Mais do
que glamour, quando Nina Kotova abandonou
as passerelles levou para os palcos
do Wigmore Hall, Carnegie Hall, Concertgebouw ou Town Hall aquela máscara de impassibilidade
com que a haviam disfarçado em desfiles de moda. Um artigo de 2000 no “The Telegraph”,
por exemplo, concluía que, para “comunicar musicalmente”, ela teria de perder a
“pele de manequim”. Isto, porque se lhe apontava uma certa relutância em
dirigir para o exterior a sua atenção e as suas emoções. “Até em termos físicos
se contém”, escrevia o repórter.

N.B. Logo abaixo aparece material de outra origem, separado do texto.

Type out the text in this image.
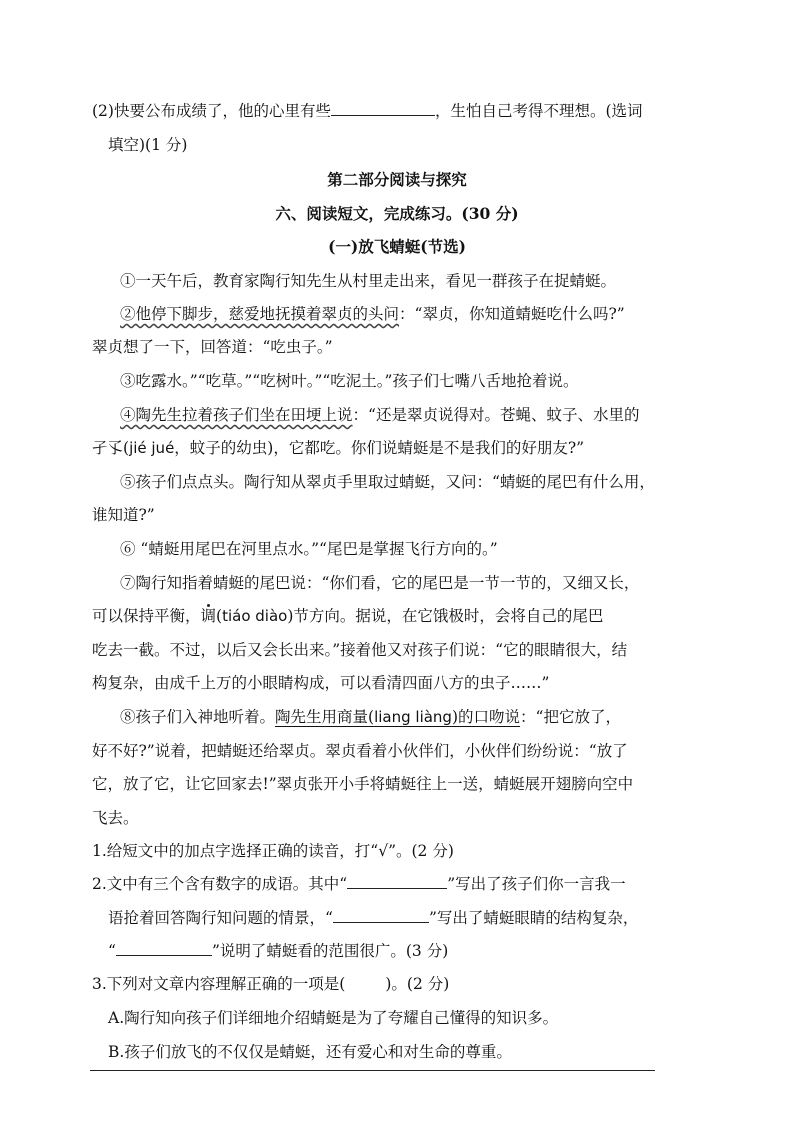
(2)快要公布成绩了，他的心里有些	，生怕自己考得不理想。(选词
填空)(1 分)
第二部分阅读与探究
六、阅读短文，完成练习。(30 分)
(一)放飞蜻蜓(节选)
①一天午后，教育家陶行知先生从村里走出来，看见一群孩子在捉蜻蜓。
②他停下脚步，慈爱地抚摸着翠贞的头问：“翠贞，你知道蜻蜓吃什么吗?”
翠贞想了一下，回答道：“吃虫子。”
③吃露水。”“吃草。”“吃树叶。”“吃泥土。”孩子们七嘴八舌地抢着说。
④陶先生拉着孩子们坐在田埂上说：“还是翠贞说得对。苍蝇、蚊子、水里的
孑孓(jié jué，蚊子的幼虫)，它都吃。你们说蜻蜓是不是我们的好朋友?”
⑤孩子们点点头。陶行知从翠贞手里取过蜻蜓，又问：“蜻蜓的尾巴有什么用，
谁知道?”
⑥ “蜻蜓用尾巴在河里点水。”“尾巴是掌握飞行方向的。”
⑦陶行知指着蜻蜓的尾巴说：“你们看，它的尾巴是一节一节的，又细又长，
可以保持平衡，调(tiáo diào)节方向。据说，在它饿极时，会将自己的尾巴
吃去一截。不过，以后又会长出来。”接着他又对孩子们说：“它的眼睛很大，结
构复杂，由成千上万的小眼睛构成，可以看清四面八方的虫子……”
⑧孩子们入神地听着。陶先生用商量(liang liàng)的口吻说：“把它放了，
好不好?”说着，把蜻蜓还给翠贞。翠贞看着小伙伴们，小伙伴们纷纷说：“放了
它，放了它，让它回家去!”翠贞张开小手将蜻蜓往上一送，蜻蜓展开翅膀向空中
飞去。
1.给短文中的加点字选择正确的读音，打“√”。(2 分)
2.文中有三个含有数字的成语。其中“	”写出了孩子们你一言我一
语抢着回答陶行知问题的情景，“	”写出了蜻蜓眼睛的结构复杂，
“	”说明了蜻蜓看的范围很广。(3 分)
3.下列对文章内容理解正确的一项是(	)。(2 分)
A.陶行知向孩子们详细地介绍蜻蜓是为了夸耀自己懂得的知识多。
B.孩子们放飞的不仅仅是蜻蜓，还有爱心和对生命的尊重。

Era um período em que, como veio mais tarde a revelar,
não se podia “abrir com ninguém, nem tampouco mostrar o que [lhe] ia na alma
russa”. Foi penalizante, tanta coibição. Criticando um concerto seu, uma colaboradora
do “The Independent” socorria-se do livro de Eclesiastes para determinar que,
nela, “tudo é vaidade”: “[Kotova tocou] De olhos postos na pauta, lendo mais do
que interpretando, sem rasgos de imaginação, tecnicamente exata, artisticamente
morta.”
Vinte anos depois, não se pode afirmar que traga ao de cima o mais
moralista em todos quanto consigo se cruzam. Quiçá porque, com o passar do
tempo, lendo entrevistas em que confessava ter crescido “fechada entre quatro
paredes, ensaiando, estudando no conservatório e tocando em recitais”, se
percebia que, na transição do palco para as passerelles,
e vice-versa, tinha trocado uma prisão por outra. Do mesmo modo, quando declarava
ao “New York Post” que “voltar à música é como regressar a um lar”, entendia-se
que falava menos de residências do que de sentimentos. E quando jurava à
professora e pianista Frances Wilson que seguia a máxima com que Tolstói situava
a ação num presente absoluto, parecia querer dizer o inverso: que o passado
vive sempre connosco, que se pode mudar de casa sem mudar de condição, que há
caminhos que nunca têm fim. É no que se pensa ao escutar-se este par de sonatas
para violoncelo e piano de dois conterrâneos seus, cada qual, à sua maneira, a
tentar fugir ao cárcere: Rachmaninoff, em 1900, das garras da depressão;
Prokofiev, em 1949, dos efeitos da zhdanovshchina. Kotova pode desperdiçar mais uma oportunidade de
se reinventar e manter estampada no rosto alguma inescrutabilidade eslava. Já não
importa. Pela primeira vez em disco, ao ouvi-la, sabe-se de onde vem.